One of the most characteristic downland species I encountered was the chalkhill blue, a smallish butterfly essentially limited to this habitat, often (notes my field guide) “on short turf interspersed with flowers.” Specialized it may be. But this species flourishes where it occurs. During a good seven miles of hiking on the clifftops near Dover, I was rarely out of sight of this butterfly, and in the most flower-rich meadows, it was about as abundant as butterflies get.

Related to the spring and summer azure butterflies of Martha’s Vineyard, the chalkhill blue is, like most of its British relatives, sexually dimorphic — that is, males and females differ dramatically in appearance. Males are pale blue on top and pale beneath, marked with an intricate pattern of white-ringed black dots. Females show the same underwing pattern, but a darker overall below and muddy brown above, with no trace at all of the male’s ethereal blue. Mating pairs are always jarring to my eyes, registering as paired members of two different species.

While of course I kept an eye out for chalk grassland rarities, it is the nature of rarities to be rare, and without the benefit of experience of detailed local knowledge, I had to depend mostly on dumb luck for an encounter. Perhaps my most interesting find was a modest population of stripe-winged grasshoppers, an elegant green grasshopper with a patchy distribution on downland across southern England.

I was exploring the Lydden-Temple Ewell Nature Reserve, not far from Dover. The reserve had not been easy to find, and once there, I was a bit underwhelmed. While there were traces of good grassland, most of the area had been “improved” into hay fields with deeper, richer soils than what I was looking for, supporting mainly just the common generalists I had seen in many other places.

I finally found a good-size patch of the real thing, though: recently grazed grasses and wildflowers spread meagerly on soil so thin that large areas of smooth chalk showed at the surface. This was the moment when I finally understood what the fuss is all about! Insect abundance and diversity on this small area was astonishing, especially relative to what I had observed in nearby hay fields, and I spent nearly two hours working a rough circle barely 100 feet in diameter.

Even at that, stripe-winged grasshoppers were a bit of a challenge to pick out among the hordes of other, more common grasshopper species. But with persistence, I found about five, and managed to photograph two.
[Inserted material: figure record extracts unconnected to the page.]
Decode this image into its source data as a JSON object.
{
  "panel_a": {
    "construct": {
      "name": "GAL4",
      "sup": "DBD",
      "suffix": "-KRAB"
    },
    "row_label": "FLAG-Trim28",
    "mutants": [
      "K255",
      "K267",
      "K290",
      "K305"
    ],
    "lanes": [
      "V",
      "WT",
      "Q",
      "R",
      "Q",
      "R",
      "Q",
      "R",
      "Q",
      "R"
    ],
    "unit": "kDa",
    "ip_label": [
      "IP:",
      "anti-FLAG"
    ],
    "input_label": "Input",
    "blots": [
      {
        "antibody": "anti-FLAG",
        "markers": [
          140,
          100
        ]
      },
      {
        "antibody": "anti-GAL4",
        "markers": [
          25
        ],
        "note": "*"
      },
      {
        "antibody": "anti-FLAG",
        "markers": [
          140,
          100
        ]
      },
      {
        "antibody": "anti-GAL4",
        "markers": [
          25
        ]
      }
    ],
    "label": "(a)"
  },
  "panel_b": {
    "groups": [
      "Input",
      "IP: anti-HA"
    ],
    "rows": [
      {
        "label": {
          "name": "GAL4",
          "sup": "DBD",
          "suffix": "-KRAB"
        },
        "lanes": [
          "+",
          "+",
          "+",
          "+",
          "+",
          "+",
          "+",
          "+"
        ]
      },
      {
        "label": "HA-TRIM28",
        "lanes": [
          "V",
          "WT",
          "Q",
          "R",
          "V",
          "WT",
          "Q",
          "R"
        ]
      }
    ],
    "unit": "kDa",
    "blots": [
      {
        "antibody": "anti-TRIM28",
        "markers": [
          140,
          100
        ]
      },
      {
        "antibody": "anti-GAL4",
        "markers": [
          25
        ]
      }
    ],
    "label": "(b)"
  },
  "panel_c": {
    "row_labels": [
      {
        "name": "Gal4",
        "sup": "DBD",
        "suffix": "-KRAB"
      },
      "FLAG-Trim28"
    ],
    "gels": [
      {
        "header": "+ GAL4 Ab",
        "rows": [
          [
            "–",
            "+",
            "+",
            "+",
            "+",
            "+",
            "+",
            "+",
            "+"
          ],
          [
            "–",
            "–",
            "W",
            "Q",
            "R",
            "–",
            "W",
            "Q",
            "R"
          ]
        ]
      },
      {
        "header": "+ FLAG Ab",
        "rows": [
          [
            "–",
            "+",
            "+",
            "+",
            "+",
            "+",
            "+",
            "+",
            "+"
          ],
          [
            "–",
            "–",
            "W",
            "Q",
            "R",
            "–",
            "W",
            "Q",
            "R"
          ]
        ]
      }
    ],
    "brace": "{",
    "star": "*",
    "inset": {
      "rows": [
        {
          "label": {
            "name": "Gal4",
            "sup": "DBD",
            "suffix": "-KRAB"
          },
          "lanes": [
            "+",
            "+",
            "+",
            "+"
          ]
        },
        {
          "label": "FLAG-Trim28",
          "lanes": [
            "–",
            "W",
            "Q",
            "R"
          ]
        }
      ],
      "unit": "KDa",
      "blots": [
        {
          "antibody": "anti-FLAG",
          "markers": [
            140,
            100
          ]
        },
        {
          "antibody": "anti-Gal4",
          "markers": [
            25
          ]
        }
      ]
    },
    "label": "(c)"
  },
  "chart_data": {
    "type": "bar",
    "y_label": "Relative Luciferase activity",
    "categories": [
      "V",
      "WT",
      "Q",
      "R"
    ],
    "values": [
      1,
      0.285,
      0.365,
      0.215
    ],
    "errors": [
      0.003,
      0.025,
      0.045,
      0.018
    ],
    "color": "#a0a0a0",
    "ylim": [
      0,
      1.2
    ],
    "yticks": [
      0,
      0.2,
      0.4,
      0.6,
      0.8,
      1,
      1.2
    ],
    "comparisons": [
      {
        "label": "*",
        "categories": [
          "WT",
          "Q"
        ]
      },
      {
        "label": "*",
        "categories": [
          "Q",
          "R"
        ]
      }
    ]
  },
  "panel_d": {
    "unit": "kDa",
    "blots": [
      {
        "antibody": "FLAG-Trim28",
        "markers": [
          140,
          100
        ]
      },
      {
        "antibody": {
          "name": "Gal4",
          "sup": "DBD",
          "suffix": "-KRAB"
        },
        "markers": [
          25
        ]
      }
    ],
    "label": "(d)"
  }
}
The experience was a rewarding one, and faintly jarring. Superficially, very little about this open ridgetop suggested Martha’s Vineyard. Yet the incredible diversity, and that diversity’s clear connection to the harshest conditions to be found, seemed intimately familiar. Wherever you go, challenging conditions represent opportunities for the species that can find strategies to survive. That’s where I like to be.